There it was again—faint ripple in the design and as the toile work lifted and fell it was as if an invisible string joined my soul to its gentle rise. In your light, we see light, the Psalm I read this morning said, and I can feel eternity stir inside of me—the place that beauty always touches.
Things are changing around here. The house feels empty with Teddy gone, but the fire of expectation burns the empty into promise. The earth models for us how to handle these transitions with grace and my hungry eyes seek its tutelage. Autumn whispers on the edges of the days and last night I noticed the fireflies have made themselves scarce.
“From now on we lose two minutes of daylight every day,” my friend Frankie told me yesterday at work. “And in November, we lose an hour.”
Later today I will pull up my ramshackle beans, what’s left of the tomatoes and squash. Then I will plant the fall crop of greens. I texted my mother-in-law this morning, “Am I too late?” And she said, no, there is still time.

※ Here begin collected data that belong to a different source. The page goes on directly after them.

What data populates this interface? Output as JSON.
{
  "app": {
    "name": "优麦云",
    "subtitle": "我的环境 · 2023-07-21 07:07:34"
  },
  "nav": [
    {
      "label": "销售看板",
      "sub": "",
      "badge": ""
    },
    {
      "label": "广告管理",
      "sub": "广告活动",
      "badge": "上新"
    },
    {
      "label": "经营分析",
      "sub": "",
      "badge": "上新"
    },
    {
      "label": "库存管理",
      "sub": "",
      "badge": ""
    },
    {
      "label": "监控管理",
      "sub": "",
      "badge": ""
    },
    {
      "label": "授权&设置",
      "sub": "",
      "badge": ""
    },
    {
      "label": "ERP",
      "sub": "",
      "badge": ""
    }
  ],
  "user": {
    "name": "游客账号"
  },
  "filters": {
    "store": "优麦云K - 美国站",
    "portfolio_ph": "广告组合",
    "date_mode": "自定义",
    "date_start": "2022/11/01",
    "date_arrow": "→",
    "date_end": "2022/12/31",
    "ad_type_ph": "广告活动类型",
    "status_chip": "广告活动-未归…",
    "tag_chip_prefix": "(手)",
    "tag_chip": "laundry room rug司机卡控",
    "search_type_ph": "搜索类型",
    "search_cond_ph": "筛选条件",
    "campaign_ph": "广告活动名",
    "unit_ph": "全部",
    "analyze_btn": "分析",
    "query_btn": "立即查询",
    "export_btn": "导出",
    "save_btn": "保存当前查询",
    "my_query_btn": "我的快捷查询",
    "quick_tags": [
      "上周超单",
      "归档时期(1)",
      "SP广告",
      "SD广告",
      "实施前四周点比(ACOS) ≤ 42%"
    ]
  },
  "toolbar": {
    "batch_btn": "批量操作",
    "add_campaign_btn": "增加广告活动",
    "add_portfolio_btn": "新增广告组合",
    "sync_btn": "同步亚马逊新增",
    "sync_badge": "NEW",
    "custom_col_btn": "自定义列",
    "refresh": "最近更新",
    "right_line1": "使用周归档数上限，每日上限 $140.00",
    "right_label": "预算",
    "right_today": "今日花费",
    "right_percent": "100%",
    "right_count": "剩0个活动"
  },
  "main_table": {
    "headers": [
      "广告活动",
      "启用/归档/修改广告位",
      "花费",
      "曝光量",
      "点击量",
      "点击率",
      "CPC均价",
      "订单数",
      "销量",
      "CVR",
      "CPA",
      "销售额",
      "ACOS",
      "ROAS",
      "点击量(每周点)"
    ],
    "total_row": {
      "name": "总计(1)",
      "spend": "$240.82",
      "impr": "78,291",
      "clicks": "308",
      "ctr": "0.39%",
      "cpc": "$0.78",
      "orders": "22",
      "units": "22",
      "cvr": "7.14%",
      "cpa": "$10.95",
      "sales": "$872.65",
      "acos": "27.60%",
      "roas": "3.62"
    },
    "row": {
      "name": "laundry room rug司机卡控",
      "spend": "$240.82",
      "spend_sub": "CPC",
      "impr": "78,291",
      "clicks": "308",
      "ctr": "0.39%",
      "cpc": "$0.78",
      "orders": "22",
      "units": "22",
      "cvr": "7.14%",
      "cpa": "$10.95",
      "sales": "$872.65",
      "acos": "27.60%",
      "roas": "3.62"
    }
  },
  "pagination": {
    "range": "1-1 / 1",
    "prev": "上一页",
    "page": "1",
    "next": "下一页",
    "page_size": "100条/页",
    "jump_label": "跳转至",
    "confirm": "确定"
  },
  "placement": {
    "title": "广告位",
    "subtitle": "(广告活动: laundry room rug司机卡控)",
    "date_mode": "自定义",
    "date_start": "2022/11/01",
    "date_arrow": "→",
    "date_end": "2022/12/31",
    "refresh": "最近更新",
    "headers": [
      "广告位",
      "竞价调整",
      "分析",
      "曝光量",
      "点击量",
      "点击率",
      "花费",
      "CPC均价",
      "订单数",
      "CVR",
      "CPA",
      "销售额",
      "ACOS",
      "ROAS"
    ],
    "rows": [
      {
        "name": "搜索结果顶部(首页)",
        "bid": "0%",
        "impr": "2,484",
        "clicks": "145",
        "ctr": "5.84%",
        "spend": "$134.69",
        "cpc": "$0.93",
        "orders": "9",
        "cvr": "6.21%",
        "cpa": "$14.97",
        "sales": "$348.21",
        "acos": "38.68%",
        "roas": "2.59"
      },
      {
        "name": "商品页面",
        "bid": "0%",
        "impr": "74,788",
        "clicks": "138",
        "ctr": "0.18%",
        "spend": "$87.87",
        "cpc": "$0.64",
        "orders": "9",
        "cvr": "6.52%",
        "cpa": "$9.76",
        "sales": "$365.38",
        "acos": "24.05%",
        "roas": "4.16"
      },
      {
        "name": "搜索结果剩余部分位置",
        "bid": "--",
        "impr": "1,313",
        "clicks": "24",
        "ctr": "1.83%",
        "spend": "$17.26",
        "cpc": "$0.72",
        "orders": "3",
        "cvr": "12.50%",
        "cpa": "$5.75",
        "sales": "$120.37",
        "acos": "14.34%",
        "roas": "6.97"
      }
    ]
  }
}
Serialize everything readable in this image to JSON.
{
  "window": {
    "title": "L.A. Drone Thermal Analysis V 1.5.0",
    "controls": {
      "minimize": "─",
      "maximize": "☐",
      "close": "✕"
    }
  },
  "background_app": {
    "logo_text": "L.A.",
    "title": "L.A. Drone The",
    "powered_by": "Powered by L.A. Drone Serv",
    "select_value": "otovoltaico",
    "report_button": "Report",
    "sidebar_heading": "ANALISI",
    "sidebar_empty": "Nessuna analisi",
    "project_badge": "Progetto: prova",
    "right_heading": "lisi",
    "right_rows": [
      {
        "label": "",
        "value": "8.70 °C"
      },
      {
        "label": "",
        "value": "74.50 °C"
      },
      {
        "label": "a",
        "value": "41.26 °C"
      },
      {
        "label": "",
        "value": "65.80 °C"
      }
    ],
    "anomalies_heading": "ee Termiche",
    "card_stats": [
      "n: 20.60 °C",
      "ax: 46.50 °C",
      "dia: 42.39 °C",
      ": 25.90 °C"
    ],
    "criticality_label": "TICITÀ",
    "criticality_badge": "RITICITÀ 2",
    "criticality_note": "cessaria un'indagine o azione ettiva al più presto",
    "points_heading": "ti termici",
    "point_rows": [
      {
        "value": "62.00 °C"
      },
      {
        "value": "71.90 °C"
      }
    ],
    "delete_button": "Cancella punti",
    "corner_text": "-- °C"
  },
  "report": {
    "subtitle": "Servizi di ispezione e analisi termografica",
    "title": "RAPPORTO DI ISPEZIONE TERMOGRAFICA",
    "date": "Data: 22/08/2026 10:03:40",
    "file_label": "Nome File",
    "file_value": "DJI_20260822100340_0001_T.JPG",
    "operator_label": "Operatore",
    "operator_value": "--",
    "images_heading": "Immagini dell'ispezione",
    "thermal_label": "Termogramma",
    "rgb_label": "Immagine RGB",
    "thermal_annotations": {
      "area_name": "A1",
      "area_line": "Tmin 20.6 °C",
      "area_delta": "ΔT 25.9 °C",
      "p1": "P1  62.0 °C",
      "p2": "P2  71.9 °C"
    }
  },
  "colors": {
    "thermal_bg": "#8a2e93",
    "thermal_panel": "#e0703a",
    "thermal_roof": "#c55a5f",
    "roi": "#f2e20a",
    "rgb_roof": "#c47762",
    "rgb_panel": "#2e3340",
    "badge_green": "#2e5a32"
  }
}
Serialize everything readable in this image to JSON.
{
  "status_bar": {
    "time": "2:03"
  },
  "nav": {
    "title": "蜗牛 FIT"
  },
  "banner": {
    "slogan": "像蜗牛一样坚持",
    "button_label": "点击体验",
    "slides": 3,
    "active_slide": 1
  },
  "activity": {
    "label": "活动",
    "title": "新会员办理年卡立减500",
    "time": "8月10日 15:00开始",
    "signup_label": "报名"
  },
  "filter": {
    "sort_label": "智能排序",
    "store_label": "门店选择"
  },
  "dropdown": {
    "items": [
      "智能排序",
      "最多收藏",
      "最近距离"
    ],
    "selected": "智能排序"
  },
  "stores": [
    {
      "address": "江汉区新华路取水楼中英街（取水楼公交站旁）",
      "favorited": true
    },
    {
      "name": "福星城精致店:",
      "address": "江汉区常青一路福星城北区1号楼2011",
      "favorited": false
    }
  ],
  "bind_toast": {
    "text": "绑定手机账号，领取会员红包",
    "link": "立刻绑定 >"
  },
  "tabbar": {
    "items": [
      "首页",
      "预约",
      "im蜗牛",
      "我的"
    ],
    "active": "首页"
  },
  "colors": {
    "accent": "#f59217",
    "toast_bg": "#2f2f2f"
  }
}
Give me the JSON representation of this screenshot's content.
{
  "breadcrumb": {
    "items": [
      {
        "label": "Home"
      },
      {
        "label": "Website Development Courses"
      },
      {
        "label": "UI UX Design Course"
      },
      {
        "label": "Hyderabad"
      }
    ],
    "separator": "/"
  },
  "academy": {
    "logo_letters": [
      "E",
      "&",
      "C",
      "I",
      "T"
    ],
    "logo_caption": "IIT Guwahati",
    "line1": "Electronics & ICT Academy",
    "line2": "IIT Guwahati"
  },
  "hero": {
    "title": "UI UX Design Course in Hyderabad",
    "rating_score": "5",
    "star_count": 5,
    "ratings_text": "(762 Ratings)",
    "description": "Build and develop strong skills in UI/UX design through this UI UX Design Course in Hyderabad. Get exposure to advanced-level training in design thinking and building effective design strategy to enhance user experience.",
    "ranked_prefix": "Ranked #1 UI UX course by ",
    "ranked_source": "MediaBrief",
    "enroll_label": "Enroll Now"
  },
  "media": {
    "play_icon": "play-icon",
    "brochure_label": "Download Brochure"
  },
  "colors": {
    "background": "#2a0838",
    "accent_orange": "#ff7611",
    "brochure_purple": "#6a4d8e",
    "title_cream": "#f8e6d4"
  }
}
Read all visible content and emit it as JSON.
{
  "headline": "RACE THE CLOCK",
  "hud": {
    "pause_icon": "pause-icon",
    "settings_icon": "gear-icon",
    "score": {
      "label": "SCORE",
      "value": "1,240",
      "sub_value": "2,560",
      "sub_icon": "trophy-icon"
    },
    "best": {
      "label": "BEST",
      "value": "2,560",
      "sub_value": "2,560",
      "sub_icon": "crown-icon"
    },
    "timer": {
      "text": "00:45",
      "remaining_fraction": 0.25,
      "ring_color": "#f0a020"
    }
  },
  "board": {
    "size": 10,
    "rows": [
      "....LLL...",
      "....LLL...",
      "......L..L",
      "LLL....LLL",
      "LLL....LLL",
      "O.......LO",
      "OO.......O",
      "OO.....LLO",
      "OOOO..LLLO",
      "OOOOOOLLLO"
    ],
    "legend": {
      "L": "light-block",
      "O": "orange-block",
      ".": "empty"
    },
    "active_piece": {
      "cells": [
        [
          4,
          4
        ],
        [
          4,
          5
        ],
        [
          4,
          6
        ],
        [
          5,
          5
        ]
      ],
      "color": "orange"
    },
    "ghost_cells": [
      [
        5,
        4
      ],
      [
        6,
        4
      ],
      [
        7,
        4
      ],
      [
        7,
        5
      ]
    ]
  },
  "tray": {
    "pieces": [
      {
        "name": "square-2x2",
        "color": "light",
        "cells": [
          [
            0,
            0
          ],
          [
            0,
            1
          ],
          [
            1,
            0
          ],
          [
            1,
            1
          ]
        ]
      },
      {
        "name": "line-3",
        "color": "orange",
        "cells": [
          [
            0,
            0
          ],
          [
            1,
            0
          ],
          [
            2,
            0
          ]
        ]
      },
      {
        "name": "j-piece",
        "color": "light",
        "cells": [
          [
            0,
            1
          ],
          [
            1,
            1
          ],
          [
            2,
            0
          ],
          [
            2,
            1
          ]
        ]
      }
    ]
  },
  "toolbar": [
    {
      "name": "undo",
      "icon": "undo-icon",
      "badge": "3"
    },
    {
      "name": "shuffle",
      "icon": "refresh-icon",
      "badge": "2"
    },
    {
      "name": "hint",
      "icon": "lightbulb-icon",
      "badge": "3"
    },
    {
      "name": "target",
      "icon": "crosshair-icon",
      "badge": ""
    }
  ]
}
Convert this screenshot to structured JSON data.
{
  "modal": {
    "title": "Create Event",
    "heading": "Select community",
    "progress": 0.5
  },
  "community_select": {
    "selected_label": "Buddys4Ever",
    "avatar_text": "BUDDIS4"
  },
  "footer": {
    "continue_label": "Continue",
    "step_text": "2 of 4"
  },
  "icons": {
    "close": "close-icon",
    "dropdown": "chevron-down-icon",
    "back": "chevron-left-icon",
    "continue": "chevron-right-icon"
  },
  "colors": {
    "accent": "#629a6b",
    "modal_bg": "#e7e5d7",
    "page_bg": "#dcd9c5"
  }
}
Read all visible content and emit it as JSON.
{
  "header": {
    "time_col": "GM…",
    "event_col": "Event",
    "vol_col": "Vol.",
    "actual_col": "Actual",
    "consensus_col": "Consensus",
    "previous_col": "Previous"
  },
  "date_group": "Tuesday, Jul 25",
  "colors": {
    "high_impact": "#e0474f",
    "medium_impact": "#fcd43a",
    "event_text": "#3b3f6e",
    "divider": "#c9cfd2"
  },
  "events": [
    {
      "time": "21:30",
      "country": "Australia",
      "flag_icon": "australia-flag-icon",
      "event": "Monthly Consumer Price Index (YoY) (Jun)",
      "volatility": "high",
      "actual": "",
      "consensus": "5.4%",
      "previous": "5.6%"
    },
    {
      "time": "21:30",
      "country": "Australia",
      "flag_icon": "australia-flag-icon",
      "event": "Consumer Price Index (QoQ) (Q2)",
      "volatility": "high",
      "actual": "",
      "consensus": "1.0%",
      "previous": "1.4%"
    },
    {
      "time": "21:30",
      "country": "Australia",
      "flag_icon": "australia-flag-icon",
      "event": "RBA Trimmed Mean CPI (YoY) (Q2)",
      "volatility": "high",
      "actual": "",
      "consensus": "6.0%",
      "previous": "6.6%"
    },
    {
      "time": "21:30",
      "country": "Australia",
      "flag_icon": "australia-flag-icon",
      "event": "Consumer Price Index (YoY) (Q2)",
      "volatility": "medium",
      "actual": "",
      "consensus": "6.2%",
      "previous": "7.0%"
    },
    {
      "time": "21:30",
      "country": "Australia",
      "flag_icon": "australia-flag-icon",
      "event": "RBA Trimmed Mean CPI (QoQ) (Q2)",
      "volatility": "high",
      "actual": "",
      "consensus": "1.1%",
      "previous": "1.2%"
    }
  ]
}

As I wait for the spider to appear, the sun burns off the morning dew. I feel time move over me—my shoulders, my neck, the curve of my cheek. I’ve been reading Emily P. Freeman’s new book, Simply Tuesday, and in it she celebrates all that is my life—the beauty of the small, the joy of each common moment. As I read her words I am feeling seen, for the first time in a long time, perhaps. And I know this tender ache of missing my boy is something beautiful, something to be celebrated, just as is the coming of light each day.
Slowly, sweetly, the light saturates the morning, and my unseen spider friend’s hiding place becomes invisible once again.